If I could bestow one gift upon young people, it would be a good education, an education rich in literature, science, mathematics, history, crafts, sport, and the fine arts. It would be an education with no shortage of excellent teachers and a full supply of the world's best books.

And part of that ideal education would include teaching youth about community responsibility, public awareness, trustworthiness, respect, and compassion for their fellows.

Education doesn't just provide the next generation with the knowledge and skills they need to prosper; it also gives them the tools they need to make ethical choices.

Whenever I wonder why we’ve been put on this Earth, the example of the men and women I’ve known gives me my answer: we’re here to help, and to make the world a better place. Any chance we have to make a positive difference, as you have by supporting your library, should be taken: it’s a blessing.
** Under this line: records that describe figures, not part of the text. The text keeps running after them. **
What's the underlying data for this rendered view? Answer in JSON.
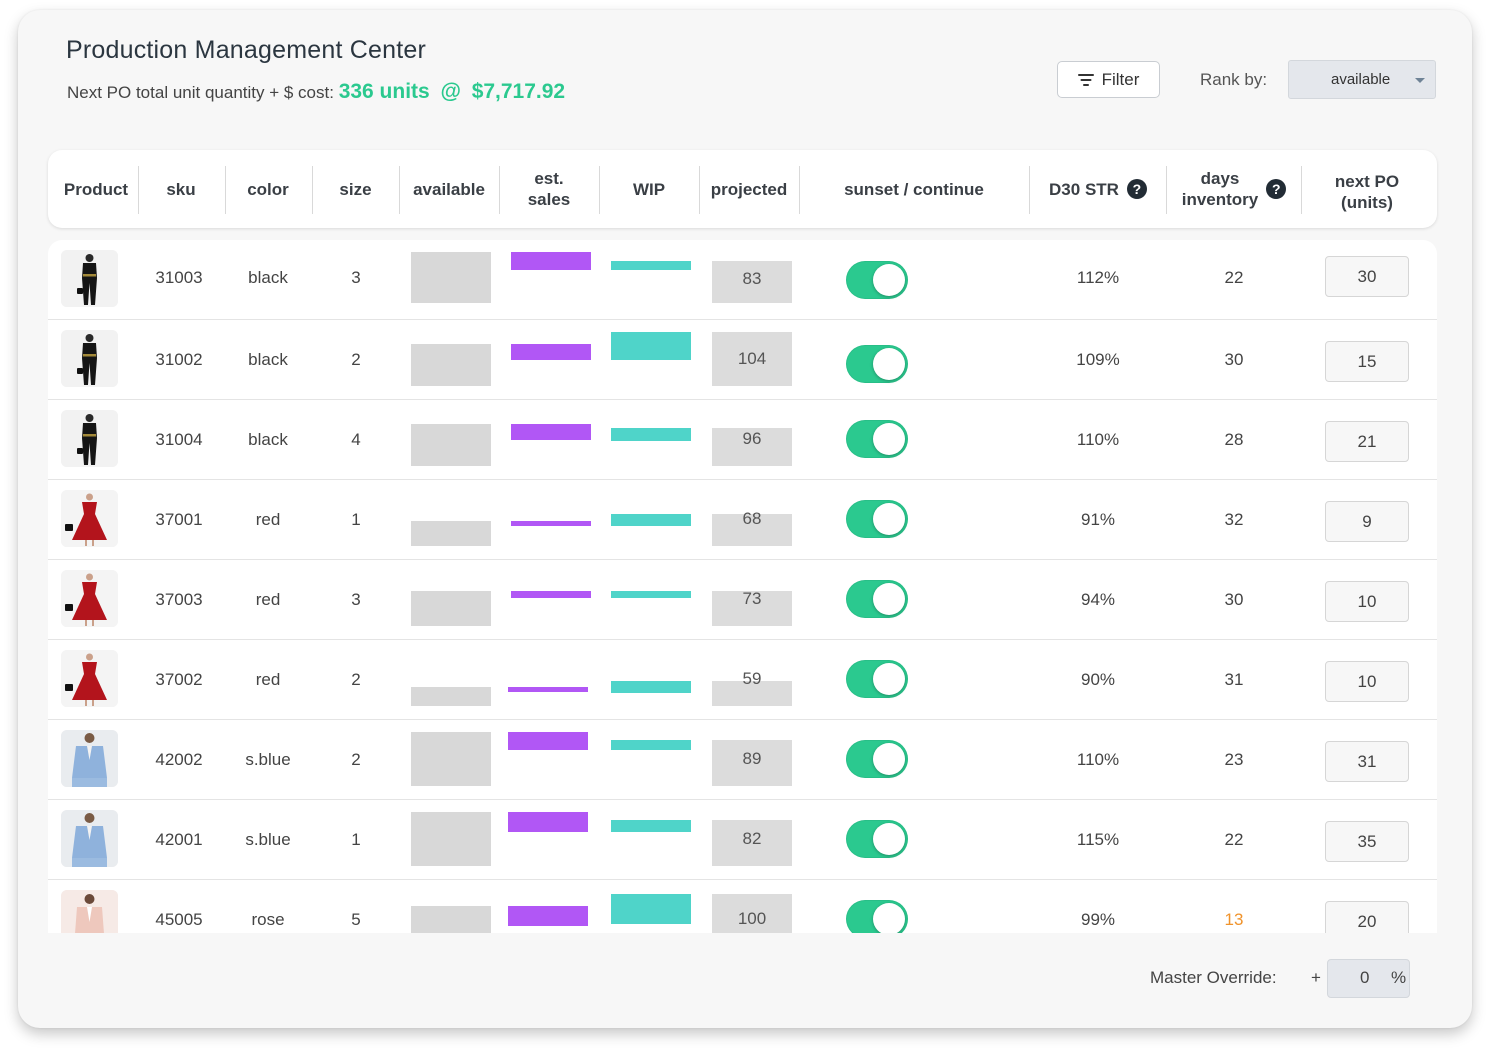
{
  "header": {
    "title": "Production Management Center",
    "subtitle_prefix": "Next PO total unit quantity + $ cost:",
    "total_units": "336 units",
    "at_symbol": "@",
    "total_cost": "$7,717.92",
    "filter_label": "Filter",
    "rank_label": "Rank by:",
    "rank_value": "available"
  },
  "columns": {
    "product": "Product",
    "sku": "sku",
    "color": "color",
    "size": "size",
    "available": "available",
    "est_sales_1": "est.",
    "est_sales_2": "sales",
    "wip": "WIP",
    "projected": "projected",
    "sunset": "sunset / continue",
    "d30": "D30 STR",
    "days_1": "days",
    "days_2": "inventory",
    "next_po_1": "next PO",
    "next_po_2": "(units)",
    "help_glyph": "?"
  },
  "rows": [
    {
      "sku": "31003",
      "color": "black",
      "size": "3",
      "projected": "83",
      "continue": true,
      "d30": "112%",
      "days": "22",
      "next_po": "30",
      "product_icon": "black-jumpsuit"
    },
    {
      "sku": "31002",
      "color": "black",
      "size": "2",
      "projected": "104",
      "continue": true,
      "d30": "109%",
      "days": "30",
      "next_po": "15",
      "product_icon": "black-jumpsuit"
    },
    {
      "sku": "31004",
      "color": "black",
      "size": "4",
      "projected": "96",
      "continue": true,
      "d30": "110%",
      "days": "28",
      "next_po": "21",
      "product_icon": "black-jumpsuit"
    },
    {
      "sku": "37001",
      "color": "red",
      "size": "1",
      "projected": "68",
      "continue": true,
      "d30": "91%",
      "days": "32",
      "next_po": "9",
      "product_icon": "red-dress"
    },
    {
      "sku": "37003",
      "color": "red",
      "size": "3",
      "projected": "73",
      "continue": true,
      "d30": "94%",
      "days": "30",
      "next_po": "10",
      "product_icon": "red-dress"
    },
    {
      "sku": "37002",
      "color": "red",
      "size": "2",
      "projected": "59",
      "continue": true,
      "d30": "90%",
      "days": "31",
      "next_po": "10",
      "product_icon": "red-dress"
    },
    {
      "sku": "42002",
      "color": "s.blue",
      "size": "2",
      "projected": "89",
      "continue": true,
      "d30": "110%",
      "days": "23",
      "next_po": "31",
      "product_icon": "blue-blazer"
    },
    {
      "sku": "42001",
      "color": "s.blue",
      "size": "1",
      "projected": "82",
      "continue": true,
      "d30": "115%",
      "days": "22",
      "next_po": "35",
      "product_icon": "blue-blazer"
    },
    {
      "sku": "45005",
      "color": "rose",
      "size": "5",
      "projected": "100",
      "continue": true,
      "d30": "99%",
      "days": "13",
      "days_color": "#f0932b",
      "next_po": "20",
      "product_icon": "rose-suit"
    }
  ],
  "footer": {
    "master_override_label": "Master Override:",
    "plus": "+",
    "override_value": "0",
    "percent": "%"
  },
  "colors": {
    "accent_green": "#2bc98f",
    "sales_purple": "#b157f5",
    "wip_teal": "#4fd4c9",
    "warning_orange": "#f0932b"
  }
}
...We all have a very personal stake in libraries, and so we have a responsibility to take a more active role in their maintenance and growth.

In a world of changes, contributing to the health of your library is one of the only legacies that really lasts.

And in building a legacy for your loved ones, you’re also investing in a more literate, more enlightened world.

Thank you, and enjoy your library.

1 comment:

fan for life said...

As I read the funding anouncement I had a vision of Lois speaking passionately about librairies and public education. Thanks for helping Lois. She was a great L-G.